The MLB needs to establish a “One-And-Done” zero tolerance program. Simply put, you get caught taking PED’s,  congratulations, you’re banned from baseball. Your contract is void, you owe the team everything  from the offending year, and that’s it.

Granted, will “One-And-Done” fix all the seasons a player probably cheated before getting caught? Nope, nothing will. However, if a player is banned, at least the league, the clean players, and the fans get to wipe their hands clean and move forward. Because of baseball’s guaranteed contracts, at least the cheating player won’t still make the $100 million dollars left on their contract when they come back.

Unfortunately, the MLB doesn’t have the cojones to implement such a plan, especially when they’d be fighting the most powerful mafia player union in the world to implement it. While “One-And-Done” might sound logical, fair, and sound, it simply won’t make it in the current landscape. Concessions will need to be made.

Instead of “One-And-Done,” maybe the MLB could take these four humble options into consideration:

1. Eliminate 50 game suspension for first offense, 100 games for second offense, lifetime for third. Exchange with one calendar year suspension for first offense, lifetime ban for second offense. 

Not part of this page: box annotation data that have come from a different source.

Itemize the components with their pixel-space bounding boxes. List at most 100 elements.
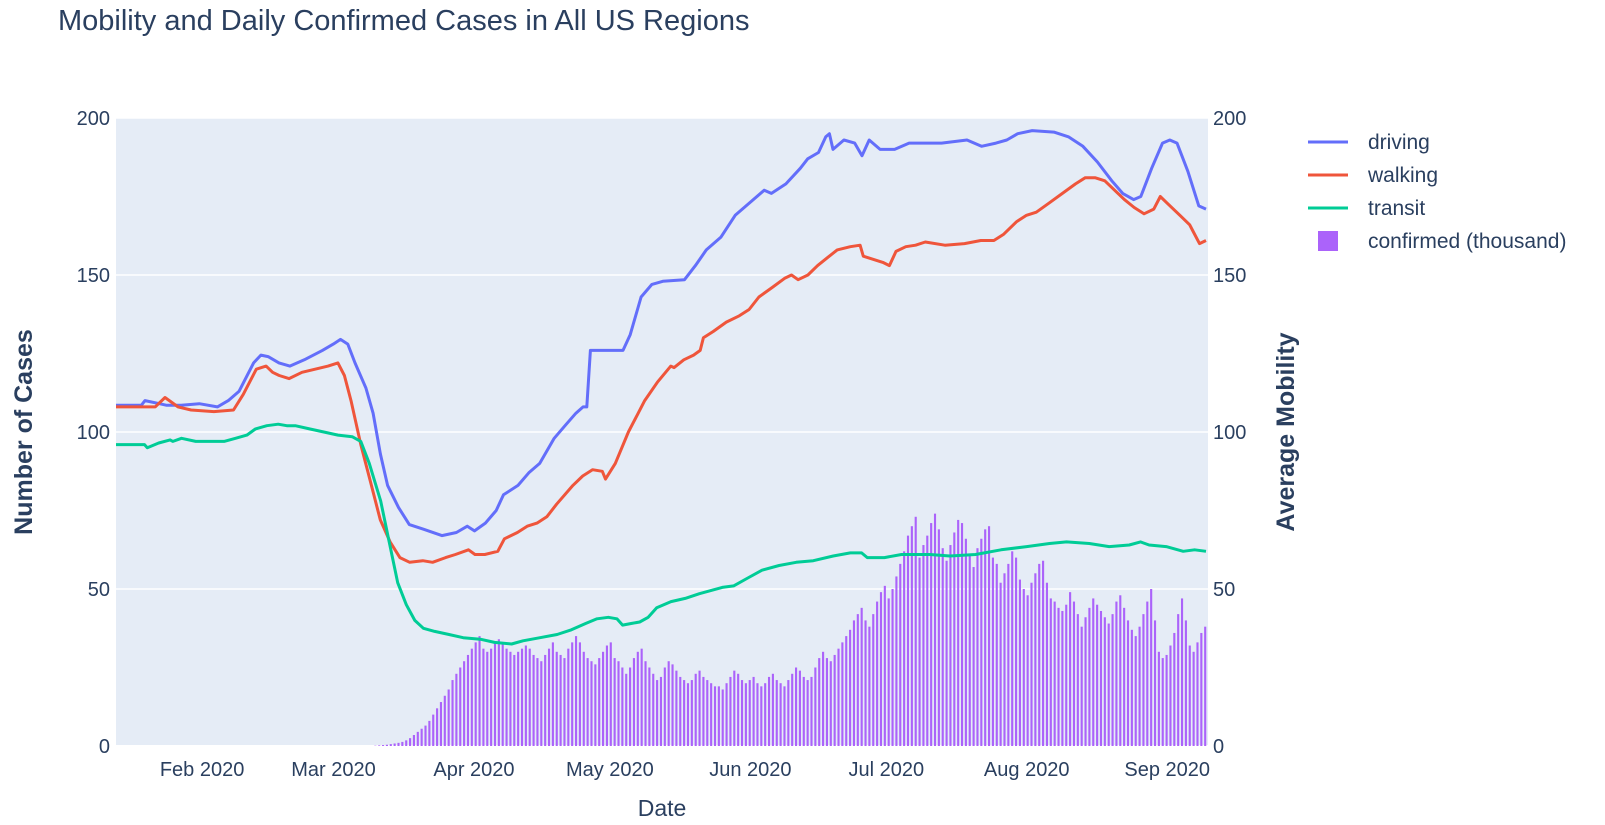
bar-confirmed [617, 661, 620, 746]
bar-confirmed [1007, 563, 1010, 746]
left-y-tick-label: 150 [77, 265, 110, 287]
bar-confirmed [1103, 617, 1106, 746]
bar-confirmed [922, 545, 925, 746]
bar-confirmed [764, 683, 767, 746]
bar-confirmed [663, 667, 666, 746]
bar-confirmed [1057, 607, 1060, 746]
legend-item-driving[interactable]: driving [1308, 131, 1430, 154]
bar-confirmed [385, 744, 388, 746]
bar-confirmed [791, 673, 794, 746]
bar-confirmed [686, 683, 690, 746]
bar-confirmed [876, 601, 879, 746]
bar-confirmed [602, 651, 605, 746]
bar-confirmed [412, 735, 415, 746]
line-walking [116, 176, 1207, 564]
bar-confirmed [459, 667, 462, 746]
bar-confirmed [1192, 651, 1195, 746]
bar-confirmed [547, 648, 551, 746]
bar-confirmed [1038, 563, 1041, 746]
left-y-tick-label: 100 [77, 422, 110, 444]
bar-confirmed [964, 538, 967, 746]
bar-confirmed [1200, 632, 1203, 746]
bar-confirmed [1204, 626, 1207, 746]
bar-confirmed [625, 673, 628, 746]
bar-confirmed [841, 642, 844, 746]
bar-confirmed [818, 658, 821, 746]
left-y-axis: 0 50 100 150 200 [77, 108, 110, 758]
bar-confirmed [1065, 604, 1068, 746]
bar-confirmed [1042, 560, 1045, 746]
bar-confirmed [424, 725, 427, 746]
bar-confirmed [702, 676, 705, 746]
bar-confirmed [767, 676, 771, 746]
bar-confirmed [748, 680, 751, 746]
bar-confirmed [463, 661, 466, 746]
bar-confirmed [486, 651, 489, 746]
bar-confirmed [567, 648, 570, 746]
right-y-tick-label: 0 [1213, 736, 1224, 758]
bar-confirmed [775, 680, 778, 746]
bar-confirmed [980, 538, 983, 746]
bar-confirmed [1123, 607, 1126, 746]
bar-confirmed [378, 745, 381, 746]
bar-confirmed [644, 661, 647, 746]
bar-confirmed [563, 658, 566, 746]
bar-confirmed [721, 689, 724, 746]
bar-confirmed [1153, 620, 1157, 746]
legend[interactable]: driving walking transit confirmed (thousand… [1308, 131, 1566, 253]
bar-confirmed [551, 642, 554, 746]
right-y-tick-label: 50 [1213, 579, 1235, 601]
bar-confirmed [571, 642, 574, 746]
bar-confirmed [744, 683, 747, 746]
bar-confirmed [517, 651, 520, 746]
bar-confirmed [598, 658, 601, 746]
legend-label: transit [1368, 197, 1425, 220]
bar-confirmed [872, 614, 875, 746]
x-tick-label: Feb 2020 [160, 759, 245, 781]
legend-item-confirmed[interactable]: confirmed (thousand) [1318, 230, 1566, 253]
bar-confirmed [478, 636, 481, 746]
x-tick-label: Mar 2020 [291, 759, 376, 781]
bar-confirmed [1026, 595, 1029, 746]
legend-item-walking[interactable]: walking [1308, 164, 1438, 187]
legend-swatch [1318, 231, 1338, 251]
bar-confirmed [632, 658, 636, 746]
bar-confirmed [1161, 658, 1164, 746]
bar-confirmed [1045, 582, 1049, 746]
bar-confirmed [1034, 573, 1037, 746]
bar-confirmed [1173, 632, 1176, 746]
bar-confirmed [439, 702, 443, 746]
bar-confirmed [474, 642, 477, 746]
bar-confirmed [794, 667, 798, 746]
x-tick-label: Aug 2020 [984, 759, 1070, 781]
bar-confirmed [1188, 645, 1191, 746]
bar-confirmed [401, 741, 404, 746]
bar-confirmed [447, 689, 450, 746]
bar-confirmed [497, 639, 500, 746]
legend-item-transit[interactable]: transit [1308, 197, 1425, 220]
bar-confirmed [659, 676, 663, 746]
bar-confirmed [466, 654, 470, 746]
bar-confirmed [752, 676, 755, 746]
bar-confirmed [995, 563, 998, 746]
bar-confirmed [710, 683, 713, 746]
legend-label: walking [1367, 164, 1438, 187]
legend-label: confirmed (thousand) [1368, 230, 1566, 253]
bar-confirmed [509, 651, 512, 746]
bar-confirmed [559, 654, 562, 746]
bar-confirmed [849, 629, 852, 746]
bar-confirmed [671, 664, 674, 746]
bar-confirmed [852, 620, 856, 746]
left-y-tick-label: 0 [99, 736, 110, 758]
legend-label: driving [1368, 131, 1430, 154]
bar-confirmed [605, 645, 608, 746]
bar-confirmed [574, 636, 578, 746]
bar-confirmed [397, 742, 400, 746]
bar-confirmed [555, 651, 558, 746]
bar-confirmed [957, 519, 960, 746]
bar-confirmed [740, 680, 744, 746]
bar-confirmed [409, 738, 412, 746]
x-axis: Feb 2020 Mar 2020 Apr 2020 May 2020 Jun 2020… [160, 759, 1210, 781]
bar-confirmed [1150, 589, 1153, 746]
bar-confirmed [1165, 654, 1168, 746]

2. No more guaranteed money, and allow teams to “option-out” of contract with suspended player. If a contract is negotiated when a player is hitting a juiced up .315, and 40 homers, that contract was negotiated under false pretenses. A team should have the right to terminate that contract and have first right to renegotiate.   

3. Lifetime ban from the Hall-of-Fame after first offense. You cheat, you don’t get a bust. 

4. Cheating player has to repay all money earned during season which PED abuse occurred.   

Now aren’t these new rules perfect? Aren’t they so much more strict and will stop everyone from cheating?

Because everyone always follows the rules.

Because everyone always follows the rules.

These rules won’t do anything, just as the current rules aren’t doing anything. They’re a joke, and even after implementing them, more Ryan Brauns would only slip through the cracks and continue to steal unearned MVP’s from players who followed the rules.

Let’s face it, cheating players will always pay the fees for that competitive edge, to hell with a 50-game ban or not. It’s no big deal to them, because even after they’re caught, they’ll still get paid or just get another contract somewhere else. They’ll just keep playing and making more money, and they’ll use all that money to wipe their tears away after their feelings are hurt from everyone booing them.

"I again just want to apologize for making so much money."

“I again just want to apologize for signing a $16 million a year deal.”

While “One-And-Done” won’t solve everything, and won’t fix the records or awards a player earned while cheating, it at least  won’t let a cheating player continue making the amount of cash they possibly would have if they continued playing  baseball. They won’t be able to profit from it with big league contracts waiting at the end of suspensions. Instead, they’ll just make Pete Rose-type money from constantly signing balls in Vegas for drunk tourists. While that might still be a lot to you and me, it’s nowhere near the amount they’d be making if they were still in the league, and it wouldn’t be worth the same risk of taking PED’s. There would be no more guaranteed dollars at the end of only two months at home.

“One-And-Done” isn’t perfect, but let’s face it, a measly 50 games (or in Braun’s case, 65)  isn’t doing anything at all. And until the MLB wants to get serious about cheating, Braun and other players will keep laughing all the way to the bank.